The imported datasets then appear within a folder under the My Work section labeled database name > schema name > list of datasets by table
. The imported datasets can also be found in the Datasets section:
Load Datasets into a Session
From the Homepage
To load a single dataset into a session from the homepage, navigate to the Datasets section and double-click the dataset you'd like to load. This automatically opens a new session and loads the selected dataset.
To load an entire folder of datasets into a session from the homepage, navigate to the My Work section, then:
- Select the folder to load datasets from.
- Right-click and select Load Folder. Optionally, you can also use the Load Folder button in the toolbar.
This automatically opens a new session and loads all the datasets within the selected folder.
Within a Session
To upload datasets from within a DataChat session:
- In the Data tab, select Add Dataset > Load in the skill menu. You can also click New Dataset if data has not yet been loaded.
- Select the dataset or folder you'd like to load. Optionally, use the dropdown next to a folder to see its contents.
- If you dataset is not shown, you can Search for the dataset.
- Click Load. Alternatively, for loading a single folder or dataset, you can double-click on the respective item.
Once completed, the window automatically closes and loads the dataset into the session.
Refresh Datasets
Datasets created by saving active datasets in a session can be refreshed. This is especially helpful when the underlying file has been updated to incorporate fresh data.
To refresh a dataset:
- From the homepage, navigate to either My Work or Datasets.

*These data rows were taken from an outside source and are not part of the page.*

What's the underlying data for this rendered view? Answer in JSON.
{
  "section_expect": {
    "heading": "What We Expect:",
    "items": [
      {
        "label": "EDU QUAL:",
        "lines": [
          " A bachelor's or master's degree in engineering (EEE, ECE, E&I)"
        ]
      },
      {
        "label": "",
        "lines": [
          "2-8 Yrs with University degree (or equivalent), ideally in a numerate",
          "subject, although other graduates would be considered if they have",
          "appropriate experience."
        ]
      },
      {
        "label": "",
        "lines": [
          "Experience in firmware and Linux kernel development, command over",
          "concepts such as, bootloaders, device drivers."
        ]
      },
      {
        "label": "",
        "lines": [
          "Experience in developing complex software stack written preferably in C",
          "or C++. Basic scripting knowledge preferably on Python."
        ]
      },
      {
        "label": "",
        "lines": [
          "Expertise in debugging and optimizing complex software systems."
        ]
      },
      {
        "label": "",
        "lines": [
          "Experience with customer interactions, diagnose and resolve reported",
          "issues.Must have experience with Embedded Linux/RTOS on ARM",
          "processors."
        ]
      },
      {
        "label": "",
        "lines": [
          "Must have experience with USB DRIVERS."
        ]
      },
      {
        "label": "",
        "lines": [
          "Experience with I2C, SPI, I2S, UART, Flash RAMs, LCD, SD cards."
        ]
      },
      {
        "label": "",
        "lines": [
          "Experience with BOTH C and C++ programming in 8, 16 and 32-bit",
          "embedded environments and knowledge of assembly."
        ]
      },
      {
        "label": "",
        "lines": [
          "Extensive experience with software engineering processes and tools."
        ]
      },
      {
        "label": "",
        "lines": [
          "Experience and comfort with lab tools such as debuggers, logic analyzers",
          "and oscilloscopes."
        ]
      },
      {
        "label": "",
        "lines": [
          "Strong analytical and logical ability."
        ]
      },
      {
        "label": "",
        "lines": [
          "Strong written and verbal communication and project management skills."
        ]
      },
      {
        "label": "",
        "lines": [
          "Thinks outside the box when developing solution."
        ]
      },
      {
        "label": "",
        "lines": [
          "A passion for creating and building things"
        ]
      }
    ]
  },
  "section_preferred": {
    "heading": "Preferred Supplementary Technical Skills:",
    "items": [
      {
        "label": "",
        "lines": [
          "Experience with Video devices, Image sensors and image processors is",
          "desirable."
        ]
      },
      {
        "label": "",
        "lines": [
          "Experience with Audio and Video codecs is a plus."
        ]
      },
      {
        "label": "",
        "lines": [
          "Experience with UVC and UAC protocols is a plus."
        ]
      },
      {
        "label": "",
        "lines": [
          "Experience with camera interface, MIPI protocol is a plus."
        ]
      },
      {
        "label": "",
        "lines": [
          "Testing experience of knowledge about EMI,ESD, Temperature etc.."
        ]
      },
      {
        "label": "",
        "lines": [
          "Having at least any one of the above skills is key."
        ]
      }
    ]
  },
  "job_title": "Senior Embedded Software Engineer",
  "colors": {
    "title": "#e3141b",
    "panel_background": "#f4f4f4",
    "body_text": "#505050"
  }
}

- Click the Refresh button next to the dataset you'd like to update.
This automatically opens the Editor and runs the underlying workflow that created the dataset. If the underlying workflow is run successfully, a green check appears to the left of the dataset name.
Edit a Dataset
The underlying workflows of these datasets can also be edited to add or remove steps. Refer to Edit Steps.
While steps that create other objects such as charts or models can be added, only the steps that modify or change the state of the dataset are applied.
If you edit the underlying workflow, the workflow changes to unverified, and the green check changes to a red icon.
If no errors are encountered, the workflow is automatically verified and saved.